Friday, October 27, 2006

finish chapbook...check

Well, I've done it. I picked some poems, put them in order, and decided to call it The Secret Prophecy of Thumbs. Tomorrow morning, it goes in the mail for my very first chapbook contest.

I have this weird feeling--like a sense of accomplishment mixed with fear of forgetting something. Like accidentally turning in the rough draft of a term paper instead of the revision. I can't explain it. I guess it comes from knowing that I've come a long way since I've been working on my MFA, but not quite sure if I'm ready to be calling a group of my poems a chapbook. There are some poems that clearly go together, and some themes threaded through all (or most) of the poems, but I'm not sure they work in a cohesive group just yet. And there are two or three poems that I wanted to include, but they just aren't ready, and won't be before the deadline for this competition.

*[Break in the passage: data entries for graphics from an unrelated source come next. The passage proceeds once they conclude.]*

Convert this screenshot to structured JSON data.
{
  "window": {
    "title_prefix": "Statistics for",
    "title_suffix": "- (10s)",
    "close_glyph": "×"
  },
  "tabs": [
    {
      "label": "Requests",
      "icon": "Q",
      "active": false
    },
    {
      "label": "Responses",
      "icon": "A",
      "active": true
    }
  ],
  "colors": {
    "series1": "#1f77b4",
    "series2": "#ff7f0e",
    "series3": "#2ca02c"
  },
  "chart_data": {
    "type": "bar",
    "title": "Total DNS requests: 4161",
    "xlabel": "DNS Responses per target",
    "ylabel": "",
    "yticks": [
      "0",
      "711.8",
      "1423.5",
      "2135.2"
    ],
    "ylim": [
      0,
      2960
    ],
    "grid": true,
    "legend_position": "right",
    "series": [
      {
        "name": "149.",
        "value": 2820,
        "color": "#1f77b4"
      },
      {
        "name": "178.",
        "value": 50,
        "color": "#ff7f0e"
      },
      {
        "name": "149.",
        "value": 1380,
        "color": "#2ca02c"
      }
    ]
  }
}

The good thing is that I can now cross this off my to-do list and focus on other things. I need to write my class plan for next week and start really focusing on my Winter Wheat presentation. I've been thinking about it and planning it in my head, but I have yet to put anything on paper. I can't believe it's just two weeks away! When that's over, it's term paper time, then my first time grading freshmen portfolios, then Christmas break. After that...thesis. Holy cow. There's just not enough time!